In this article, we explore the concept of knowledge-driven approaches in driving scenario understanding. We delve into the evolutionary trends in AI and examine how these approaches differ from traditional rule-based and data-driven methods.
Knowledge-driven approaches rely on semantic understanding to represent scenes and events in the real world. These methods aim to concretize and generalize human experiences, allowing for improved reasoning and decision-making abilities. Unlike rule-driven paradigms, which rely on meticulous logical reasoning or empirical validation using manually crafted rules, knowledge-driven approaches use internal memory to store and update driving experiences.
The internal memory constructs a dynamic perception of the environment, enabling the system to retain and update its understanding of the surroundings. Historical driving experiences and knowledge are archived in this memory, which is crucial for addressing similar scenarios. Long-term memory fine-tunes the foundation model, allowing for rapid reasoning, while short-term memory preserves recent and unfamiliar scenarios, ensuring swift adaptation to diverse environments.

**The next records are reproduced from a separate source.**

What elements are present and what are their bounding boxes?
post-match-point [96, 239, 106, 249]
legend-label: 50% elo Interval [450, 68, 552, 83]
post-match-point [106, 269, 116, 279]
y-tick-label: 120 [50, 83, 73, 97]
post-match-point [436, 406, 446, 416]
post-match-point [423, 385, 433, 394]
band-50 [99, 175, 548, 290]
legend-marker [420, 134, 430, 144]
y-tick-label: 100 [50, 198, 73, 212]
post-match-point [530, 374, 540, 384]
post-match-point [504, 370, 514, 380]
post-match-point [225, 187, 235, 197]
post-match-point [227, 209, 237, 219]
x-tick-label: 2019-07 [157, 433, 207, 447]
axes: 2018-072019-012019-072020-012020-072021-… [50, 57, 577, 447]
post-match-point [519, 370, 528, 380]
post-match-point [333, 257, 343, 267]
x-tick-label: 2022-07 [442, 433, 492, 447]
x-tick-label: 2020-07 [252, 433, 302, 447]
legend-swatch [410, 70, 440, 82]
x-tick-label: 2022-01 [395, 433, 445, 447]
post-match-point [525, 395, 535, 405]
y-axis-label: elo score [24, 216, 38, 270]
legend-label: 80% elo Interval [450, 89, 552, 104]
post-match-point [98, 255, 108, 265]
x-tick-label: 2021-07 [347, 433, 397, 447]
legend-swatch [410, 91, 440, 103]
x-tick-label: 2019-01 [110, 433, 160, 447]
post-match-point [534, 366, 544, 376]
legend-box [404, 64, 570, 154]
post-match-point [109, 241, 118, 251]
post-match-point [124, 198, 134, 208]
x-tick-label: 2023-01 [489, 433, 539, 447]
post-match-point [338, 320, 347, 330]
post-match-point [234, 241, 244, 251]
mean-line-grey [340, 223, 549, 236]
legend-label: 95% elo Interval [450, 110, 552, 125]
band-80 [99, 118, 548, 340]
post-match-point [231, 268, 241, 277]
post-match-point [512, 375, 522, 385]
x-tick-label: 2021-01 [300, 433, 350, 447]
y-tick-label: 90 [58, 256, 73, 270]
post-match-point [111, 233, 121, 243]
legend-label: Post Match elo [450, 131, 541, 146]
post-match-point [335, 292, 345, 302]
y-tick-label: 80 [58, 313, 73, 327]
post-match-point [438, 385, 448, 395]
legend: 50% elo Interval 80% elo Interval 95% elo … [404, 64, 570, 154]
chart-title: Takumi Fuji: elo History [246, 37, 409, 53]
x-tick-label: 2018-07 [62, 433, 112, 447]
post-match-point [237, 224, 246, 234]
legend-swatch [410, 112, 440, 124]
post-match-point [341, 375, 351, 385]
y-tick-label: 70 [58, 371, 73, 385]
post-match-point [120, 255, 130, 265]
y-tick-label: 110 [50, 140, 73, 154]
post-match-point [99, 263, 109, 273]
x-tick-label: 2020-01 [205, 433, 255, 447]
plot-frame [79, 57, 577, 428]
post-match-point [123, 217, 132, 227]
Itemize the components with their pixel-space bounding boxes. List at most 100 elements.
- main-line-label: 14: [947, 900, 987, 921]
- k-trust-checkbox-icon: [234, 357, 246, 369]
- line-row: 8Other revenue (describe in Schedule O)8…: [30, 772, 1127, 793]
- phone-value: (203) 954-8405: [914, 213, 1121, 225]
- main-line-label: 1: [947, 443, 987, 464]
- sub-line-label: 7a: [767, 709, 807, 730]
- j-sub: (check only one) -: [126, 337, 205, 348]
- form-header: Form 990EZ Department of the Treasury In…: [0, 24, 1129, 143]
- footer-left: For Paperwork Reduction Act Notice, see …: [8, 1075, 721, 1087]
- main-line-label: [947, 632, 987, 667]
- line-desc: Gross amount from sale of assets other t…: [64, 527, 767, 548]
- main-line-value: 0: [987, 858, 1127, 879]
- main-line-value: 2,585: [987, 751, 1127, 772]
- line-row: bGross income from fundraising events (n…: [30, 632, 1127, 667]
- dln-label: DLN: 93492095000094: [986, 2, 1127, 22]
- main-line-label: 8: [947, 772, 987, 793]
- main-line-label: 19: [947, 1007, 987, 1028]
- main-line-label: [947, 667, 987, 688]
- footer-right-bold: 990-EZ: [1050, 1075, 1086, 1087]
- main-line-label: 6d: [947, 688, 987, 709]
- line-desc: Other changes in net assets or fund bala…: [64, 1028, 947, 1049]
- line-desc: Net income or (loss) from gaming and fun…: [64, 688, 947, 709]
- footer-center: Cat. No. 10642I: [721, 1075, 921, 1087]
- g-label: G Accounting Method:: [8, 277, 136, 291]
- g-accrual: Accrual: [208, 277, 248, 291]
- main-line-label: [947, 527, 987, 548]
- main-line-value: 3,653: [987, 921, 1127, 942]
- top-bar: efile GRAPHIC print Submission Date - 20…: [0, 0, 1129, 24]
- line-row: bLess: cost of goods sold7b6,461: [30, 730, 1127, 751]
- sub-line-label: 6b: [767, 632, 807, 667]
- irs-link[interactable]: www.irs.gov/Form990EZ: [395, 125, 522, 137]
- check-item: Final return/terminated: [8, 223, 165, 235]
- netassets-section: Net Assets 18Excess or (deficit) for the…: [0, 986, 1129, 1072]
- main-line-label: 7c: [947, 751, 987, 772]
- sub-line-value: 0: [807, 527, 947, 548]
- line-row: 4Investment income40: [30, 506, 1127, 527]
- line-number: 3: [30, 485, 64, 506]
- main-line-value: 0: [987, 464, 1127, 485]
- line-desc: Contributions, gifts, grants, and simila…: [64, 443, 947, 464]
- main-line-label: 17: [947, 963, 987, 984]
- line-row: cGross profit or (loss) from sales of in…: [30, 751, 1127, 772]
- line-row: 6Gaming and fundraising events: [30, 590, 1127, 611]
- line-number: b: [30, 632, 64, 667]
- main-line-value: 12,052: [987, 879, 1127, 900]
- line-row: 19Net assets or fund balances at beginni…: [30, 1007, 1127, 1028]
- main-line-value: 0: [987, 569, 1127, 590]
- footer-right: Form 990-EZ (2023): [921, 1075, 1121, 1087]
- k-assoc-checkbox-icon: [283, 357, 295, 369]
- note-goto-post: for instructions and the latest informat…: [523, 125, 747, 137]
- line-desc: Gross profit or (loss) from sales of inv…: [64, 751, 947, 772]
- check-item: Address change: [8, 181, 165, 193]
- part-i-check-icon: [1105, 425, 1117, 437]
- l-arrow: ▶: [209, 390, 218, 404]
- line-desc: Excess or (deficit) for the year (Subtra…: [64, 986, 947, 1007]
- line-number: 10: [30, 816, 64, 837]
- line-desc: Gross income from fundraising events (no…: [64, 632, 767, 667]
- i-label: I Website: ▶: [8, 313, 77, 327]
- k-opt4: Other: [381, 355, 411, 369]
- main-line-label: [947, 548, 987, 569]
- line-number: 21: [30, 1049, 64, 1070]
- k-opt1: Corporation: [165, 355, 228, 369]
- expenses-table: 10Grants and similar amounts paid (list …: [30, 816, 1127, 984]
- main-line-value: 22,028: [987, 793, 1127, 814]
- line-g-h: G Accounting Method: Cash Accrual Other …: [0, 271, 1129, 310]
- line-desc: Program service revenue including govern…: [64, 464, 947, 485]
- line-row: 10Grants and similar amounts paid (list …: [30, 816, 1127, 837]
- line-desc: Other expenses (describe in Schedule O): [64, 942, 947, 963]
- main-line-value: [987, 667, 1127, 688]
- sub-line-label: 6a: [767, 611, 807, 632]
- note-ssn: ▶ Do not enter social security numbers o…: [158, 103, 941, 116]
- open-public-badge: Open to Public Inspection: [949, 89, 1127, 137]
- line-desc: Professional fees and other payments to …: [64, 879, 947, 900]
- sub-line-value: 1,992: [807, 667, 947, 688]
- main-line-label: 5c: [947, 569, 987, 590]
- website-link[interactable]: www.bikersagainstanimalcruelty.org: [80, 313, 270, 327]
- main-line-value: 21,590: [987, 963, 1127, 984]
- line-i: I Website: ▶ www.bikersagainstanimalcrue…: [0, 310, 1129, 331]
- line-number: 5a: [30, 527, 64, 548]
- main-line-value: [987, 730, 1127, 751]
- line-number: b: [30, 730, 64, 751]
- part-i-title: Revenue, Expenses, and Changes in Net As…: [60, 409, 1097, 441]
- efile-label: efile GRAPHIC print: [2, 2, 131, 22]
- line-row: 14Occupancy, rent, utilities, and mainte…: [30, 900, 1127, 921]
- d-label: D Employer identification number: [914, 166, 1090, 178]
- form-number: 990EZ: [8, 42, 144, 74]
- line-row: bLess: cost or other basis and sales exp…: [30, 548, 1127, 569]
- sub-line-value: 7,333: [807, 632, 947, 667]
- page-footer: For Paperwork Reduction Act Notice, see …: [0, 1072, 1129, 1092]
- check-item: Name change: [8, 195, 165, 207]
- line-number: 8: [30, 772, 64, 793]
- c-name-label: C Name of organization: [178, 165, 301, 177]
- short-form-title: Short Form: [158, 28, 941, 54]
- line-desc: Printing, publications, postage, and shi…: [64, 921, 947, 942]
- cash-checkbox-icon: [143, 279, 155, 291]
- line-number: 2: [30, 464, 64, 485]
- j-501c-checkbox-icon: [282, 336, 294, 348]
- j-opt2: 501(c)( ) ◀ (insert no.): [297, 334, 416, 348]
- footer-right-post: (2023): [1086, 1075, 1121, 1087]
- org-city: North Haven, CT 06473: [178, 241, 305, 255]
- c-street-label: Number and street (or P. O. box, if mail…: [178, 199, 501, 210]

In conclusion, knowledge-driven approaches represent a significant advancement in driving scenario understanding. By leveraging internal memory, these methods enable AI systems to adapt to complex scenarios with improved decision-making abilities. While traditional rule-based and data-driven methods have their limitations, knowledge-driven approaches offer a promising solution for enhancing autonomous driving capabilities.